Indicações Eventuais: 2ª SECÇÃO
Área Temática: .
Sumário: I - Num contrato de fornecimentos de rolhas de cortiça que padeciam de vícios ocultos que afectavam os produtos onde eram colocadas, designadamente o vinho ( aparecimento de odor de mofo ), não resulta que a responsabilidade civil do produtor analisada no acórdão cuja executoriedade é pedida seja contrária à ordem pública a que alude o n°1 do artigo 34 do Regulamento CE 44/2001.
II - A excepção de prescrição como excepção material, não é fundamento impeditivo ao reconhecimento da decisão francesa, mas apenas fundamento de oposição à execução de acordo com o disposto no artigo 813, n°1, alínea g), do CPC.
Reclamações:
Decisão Texto Integral: Pc.227/11.0TVPRT.P1
(Apelação)
Relatora Maria de Jesus Pereira
Adjuntos: Des. Henrique Araújo
Des. Fernando Samões

Acordam no Tribunal da Relação do Porto

1-Relatório
B…, com sede em … , …, ….. Monpellier …, veio requerer a declaração de executoriedade da sentença proferida pelo Tribunal da Relação de Dijon em 24 de Maio de 2007 que condenou solidariamente a ora requerente juntamente com a Sociedade C…, com sede na … nº …, Apartado …., ….-… Porto e a D…, SA, com sede na …, Apartado …, ….-… São João de Ver, no pagamento de uma indemnização.

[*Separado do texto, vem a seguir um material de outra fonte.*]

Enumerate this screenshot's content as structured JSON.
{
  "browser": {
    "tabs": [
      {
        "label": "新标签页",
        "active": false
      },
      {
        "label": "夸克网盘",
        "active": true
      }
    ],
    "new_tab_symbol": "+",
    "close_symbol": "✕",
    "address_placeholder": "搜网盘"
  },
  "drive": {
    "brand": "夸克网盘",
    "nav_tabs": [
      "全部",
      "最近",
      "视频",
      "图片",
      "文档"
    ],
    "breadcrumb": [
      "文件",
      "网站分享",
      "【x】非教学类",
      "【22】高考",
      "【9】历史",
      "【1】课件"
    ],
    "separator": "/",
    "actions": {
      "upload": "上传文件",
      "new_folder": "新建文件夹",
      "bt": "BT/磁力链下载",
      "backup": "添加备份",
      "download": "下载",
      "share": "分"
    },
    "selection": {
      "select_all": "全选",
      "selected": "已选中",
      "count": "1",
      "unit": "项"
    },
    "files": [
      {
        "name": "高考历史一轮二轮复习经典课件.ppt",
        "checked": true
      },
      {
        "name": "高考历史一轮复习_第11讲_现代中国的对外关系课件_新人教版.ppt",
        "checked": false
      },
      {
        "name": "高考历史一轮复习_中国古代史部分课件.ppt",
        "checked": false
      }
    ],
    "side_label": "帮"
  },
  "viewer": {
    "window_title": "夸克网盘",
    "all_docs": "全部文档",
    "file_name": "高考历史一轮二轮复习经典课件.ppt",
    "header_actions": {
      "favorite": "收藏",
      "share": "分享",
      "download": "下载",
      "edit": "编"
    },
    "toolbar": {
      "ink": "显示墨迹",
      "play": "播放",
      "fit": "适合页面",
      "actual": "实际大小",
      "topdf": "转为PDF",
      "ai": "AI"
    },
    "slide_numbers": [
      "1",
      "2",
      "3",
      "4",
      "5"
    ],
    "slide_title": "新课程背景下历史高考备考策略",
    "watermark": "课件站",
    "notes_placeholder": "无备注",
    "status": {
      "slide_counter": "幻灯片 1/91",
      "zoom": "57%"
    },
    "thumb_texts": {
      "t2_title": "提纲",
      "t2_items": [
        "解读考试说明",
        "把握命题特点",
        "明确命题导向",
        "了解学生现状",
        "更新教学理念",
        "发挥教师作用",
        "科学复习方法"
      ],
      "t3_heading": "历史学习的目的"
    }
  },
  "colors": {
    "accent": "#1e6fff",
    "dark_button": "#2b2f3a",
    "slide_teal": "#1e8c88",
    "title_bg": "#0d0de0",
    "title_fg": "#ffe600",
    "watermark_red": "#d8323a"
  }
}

Em 16-03-2011, o Tribunal de primeira instância proferiu a seguinte decisão:
“Compulsados os autos, em especial documentos de fls. 9 a 21 e 25 a 37 (anexo V do Regulamento (CE) nº 44/2001 de 22 de Dezembro de 2000) e porque se mostram preenchidos os requisitos ao abrigo do disposto nos arts. 1, 32, 38,nº1, 41, 53, 54 e 55 do já referido regulamento (CE) nº 44/2001 do Conselho de 22 de Dezembro de 2000, declaro executória a decisão proferida em 24 de Maio de 2007 pela Cour D’Appel de Dijon (anexoV do Regulamento CE constante de fls. 9 a 21 e 25 a 37).
Notifique a requerente e as requeridas Sociedade C… e D… (ids a fls. 2, nos termos do art. 42 do Regulamento (CE) nº 44/2001 do Conselho”

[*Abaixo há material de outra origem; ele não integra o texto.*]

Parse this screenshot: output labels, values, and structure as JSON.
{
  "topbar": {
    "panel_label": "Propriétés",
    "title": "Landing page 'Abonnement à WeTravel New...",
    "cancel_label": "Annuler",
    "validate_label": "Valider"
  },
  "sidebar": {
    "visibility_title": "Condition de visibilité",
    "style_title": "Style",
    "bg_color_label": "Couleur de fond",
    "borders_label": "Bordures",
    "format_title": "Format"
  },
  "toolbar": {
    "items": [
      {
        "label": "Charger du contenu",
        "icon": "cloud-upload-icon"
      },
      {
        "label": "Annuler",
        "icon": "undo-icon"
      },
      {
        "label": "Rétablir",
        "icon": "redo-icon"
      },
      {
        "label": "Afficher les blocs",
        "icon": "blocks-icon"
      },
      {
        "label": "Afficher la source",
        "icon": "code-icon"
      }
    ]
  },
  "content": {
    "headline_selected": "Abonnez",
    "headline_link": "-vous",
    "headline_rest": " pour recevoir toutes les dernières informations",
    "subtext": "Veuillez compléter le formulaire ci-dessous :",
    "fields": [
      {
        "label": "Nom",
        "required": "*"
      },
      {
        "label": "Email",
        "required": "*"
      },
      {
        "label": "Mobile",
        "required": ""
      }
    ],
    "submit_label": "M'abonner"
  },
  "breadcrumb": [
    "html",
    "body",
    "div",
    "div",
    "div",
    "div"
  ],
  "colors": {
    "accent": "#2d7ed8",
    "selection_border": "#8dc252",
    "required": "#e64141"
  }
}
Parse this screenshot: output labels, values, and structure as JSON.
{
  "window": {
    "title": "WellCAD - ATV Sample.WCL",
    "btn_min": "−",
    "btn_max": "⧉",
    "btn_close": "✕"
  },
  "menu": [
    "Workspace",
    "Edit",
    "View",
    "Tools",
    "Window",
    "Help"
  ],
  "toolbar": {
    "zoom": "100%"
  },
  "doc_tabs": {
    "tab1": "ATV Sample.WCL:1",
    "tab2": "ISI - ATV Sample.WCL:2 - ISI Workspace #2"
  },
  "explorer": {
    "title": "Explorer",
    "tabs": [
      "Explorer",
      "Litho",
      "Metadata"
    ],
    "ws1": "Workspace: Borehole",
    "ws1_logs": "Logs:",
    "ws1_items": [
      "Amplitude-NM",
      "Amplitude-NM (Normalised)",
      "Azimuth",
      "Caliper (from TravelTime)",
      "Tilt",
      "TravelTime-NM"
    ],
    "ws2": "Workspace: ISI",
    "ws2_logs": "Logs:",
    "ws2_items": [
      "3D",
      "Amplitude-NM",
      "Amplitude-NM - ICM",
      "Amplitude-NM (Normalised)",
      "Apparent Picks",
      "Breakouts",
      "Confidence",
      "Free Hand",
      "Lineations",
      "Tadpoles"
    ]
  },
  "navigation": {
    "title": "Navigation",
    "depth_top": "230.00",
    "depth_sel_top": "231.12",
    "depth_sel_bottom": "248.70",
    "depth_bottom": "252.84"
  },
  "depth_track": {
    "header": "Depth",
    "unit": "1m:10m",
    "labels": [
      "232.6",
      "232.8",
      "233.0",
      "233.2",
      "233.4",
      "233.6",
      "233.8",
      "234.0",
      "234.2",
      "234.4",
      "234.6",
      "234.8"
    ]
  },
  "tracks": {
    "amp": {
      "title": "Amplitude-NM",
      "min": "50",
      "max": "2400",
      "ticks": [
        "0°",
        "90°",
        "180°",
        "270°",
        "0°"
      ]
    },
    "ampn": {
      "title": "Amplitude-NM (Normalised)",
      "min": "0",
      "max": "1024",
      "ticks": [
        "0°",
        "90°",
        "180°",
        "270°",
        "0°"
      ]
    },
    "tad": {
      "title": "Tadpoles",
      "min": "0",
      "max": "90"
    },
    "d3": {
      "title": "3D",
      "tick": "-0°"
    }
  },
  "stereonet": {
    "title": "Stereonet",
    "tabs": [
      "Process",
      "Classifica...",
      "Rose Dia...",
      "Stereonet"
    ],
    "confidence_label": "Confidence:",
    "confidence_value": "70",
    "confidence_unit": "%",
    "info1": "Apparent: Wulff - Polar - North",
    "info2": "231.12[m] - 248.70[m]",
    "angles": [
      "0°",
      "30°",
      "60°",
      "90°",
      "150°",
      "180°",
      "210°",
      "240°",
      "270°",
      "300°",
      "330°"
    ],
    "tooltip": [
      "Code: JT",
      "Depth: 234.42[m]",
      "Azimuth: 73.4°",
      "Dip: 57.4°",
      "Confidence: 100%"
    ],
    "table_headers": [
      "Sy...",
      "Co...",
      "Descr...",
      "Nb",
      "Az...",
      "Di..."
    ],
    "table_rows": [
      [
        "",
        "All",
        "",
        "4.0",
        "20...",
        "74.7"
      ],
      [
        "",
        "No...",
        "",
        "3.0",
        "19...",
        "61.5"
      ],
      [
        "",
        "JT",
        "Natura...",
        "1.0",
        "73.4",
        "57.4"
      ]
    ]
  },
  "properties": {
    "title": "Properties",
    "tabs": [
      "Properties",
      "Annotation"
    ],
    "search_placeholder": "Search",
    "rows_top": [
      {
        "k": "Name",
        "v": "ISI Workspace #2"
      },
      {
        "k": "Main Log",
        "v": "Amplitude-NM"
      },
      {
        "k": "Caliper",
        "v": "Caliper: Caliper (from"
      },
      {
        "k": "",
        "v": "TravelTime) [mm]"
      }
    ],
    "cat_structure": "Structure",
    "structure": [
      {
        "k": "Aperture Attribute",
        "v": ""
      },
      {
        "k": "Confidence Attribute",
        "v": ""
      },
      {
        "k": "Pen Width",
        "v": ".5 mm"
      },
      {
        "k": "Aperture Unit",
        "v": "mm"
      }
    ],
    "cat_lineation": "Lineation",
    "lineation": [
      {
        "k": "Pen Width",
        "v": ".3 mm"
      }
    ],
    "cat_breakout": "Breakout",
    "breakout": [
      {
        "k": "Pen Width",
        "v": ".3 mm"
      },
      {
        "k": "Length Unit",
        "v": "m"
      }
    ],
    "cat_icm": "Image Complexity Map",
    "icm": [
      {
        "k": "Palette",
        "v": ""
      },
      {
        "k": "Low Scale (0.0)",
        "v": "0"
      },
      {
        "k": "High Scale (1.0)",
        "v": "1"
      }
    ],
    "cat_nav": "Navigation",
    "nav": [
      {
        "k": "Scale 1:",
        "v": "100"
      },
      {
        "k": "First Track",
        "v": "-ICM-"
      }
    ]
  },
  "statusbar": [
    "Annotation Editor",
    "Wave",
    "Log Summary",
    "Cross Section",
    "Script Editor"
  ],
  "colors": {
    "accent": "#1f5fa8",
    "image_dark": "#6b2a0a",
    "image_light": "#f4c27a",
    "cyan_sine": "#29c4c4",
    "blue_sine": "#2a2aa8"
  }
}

Inconformada interpôs a requerida recurso de apelação ora em apreciação que culminou com as seguintes conclusões:
i. O presente recurso vem interposto da douta sentença da 2ª secção da 4ª Vara Cível do Porto que julgou procedente o pedido de declaração de executoriedade da decisão estrangeira proferida pelo Tribunal Francês Cour D’Appel de Dijon em 24 de Maio de 2007 pela qual foram sociedades D…, C… e B… condenadas ao pagamento à sociedade E… de determinadas quantias cf. fls.36 a 37.
ii. O pedido de declaração de executoriedade da decisão estrangeira proferida pelo Tribunal Francês Cour d’Appel de Dijon em 24 de Maio de 2007 foi requerido pela sociedade B… contra Sociedade C… e D….
iii. Decorre da douta sentença a fls.:(…) “declaro executória a decisão estrangeira proferida em 24 de Maio de 2007 pela Cour de Dijon (anexo V do regulamento CE constante a fls. 9 a 21 e 25 a 37).
iv. Conforme resulta da sentença francesa a fls. 36 a 37 foram as sociedades D…, C… e B… condenadas ao pagamento à sociedade E… de determinadas quantias.
v. Alega ainda que” pretende a ora requerente cobrar das ora requeridas através dos Tribunais Portugueses, a respectiva quota-parte no pagamento já que as três condenadas comparticipavam em partes iguais naquela divida” – cfr. art. 4 do requerimento inicial a fls. 4.
vi. A legitimidade da B… circunscreve-se à sua qualidade enquanto solidariamente devedora com as ora requeridas, cf. resulta da sentença a fls.
vii. Carecendo assim de legitimidade para requerer a declaração de executoriedade da sentença a fls. 2 e ss.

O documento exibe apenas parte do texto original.